Mr. Redmayne is an unusual actor, able to weaponize those cheekbones and that anxiety to please into something easy to overlook while being simultaneously otherworldly. (He is just about the only part of the “Fantastic Beasts” movies that needs no criticism.) As Charlie he has to be believable as someone who could immediately become the best friend you’ve ever had, but who could also be a murderer. This needs both a presence – the charm and the reliability to make friends so quickly – and an absence – where the human conscience should be – and Mr. Redmayne delivers. It’s another understated star turn, not least because it’s difficult to think of anyone else who could do it.

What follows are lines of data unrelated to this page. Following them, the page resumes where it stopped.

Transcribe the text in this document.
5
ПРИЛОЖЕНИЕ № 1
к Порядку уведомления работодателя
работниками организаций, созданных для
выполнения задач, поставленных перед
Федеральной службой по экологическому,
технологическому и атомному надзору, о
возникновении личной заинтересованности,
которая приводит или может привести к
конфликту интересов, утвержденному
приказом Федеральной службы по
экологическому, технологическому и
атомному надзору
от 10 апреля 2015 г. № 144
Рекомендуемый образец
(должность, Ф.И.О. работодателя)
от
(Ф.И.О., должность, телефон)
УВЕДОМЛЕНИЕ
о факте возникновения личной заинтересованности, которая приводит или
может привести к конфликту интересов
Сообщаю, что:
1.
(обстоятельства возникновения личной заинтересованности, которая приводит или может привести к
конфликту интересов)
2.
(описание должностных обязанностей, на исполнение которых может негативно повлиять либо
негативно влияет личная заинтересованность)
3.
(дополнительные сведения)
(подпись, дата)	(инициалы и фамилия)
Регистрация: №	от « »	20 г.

But Mr. Lindholm’s choice to keep things understated and workaday so expertly sugars the pill the movie vanishes without trace. Having healthcare administrators as the main villains of a movie about a serial killer is quite a choice, but in these miserable times it’s pretty relatable. (How many real-life people were combined into the character Ms. Dickens plays: Does it matter? Should it?) The idea that compassion is our best weapon against evil is not a new one, but it’s unusual to see a movie be so explicit that the American healthcare system causes as much evil as it prevents. (A more radical movie would have seen Amy and Charlie’s compassion as a valuable skill that can be taught and should be compensated as such, but baby steps.) However, realizing your best friend is probably a murderer isn’t something that happens every day; and “The Good Nurse” should have found a more resonant way to express that. That’s not to say it’s a bad movie, not at all. It just needed more human feeling.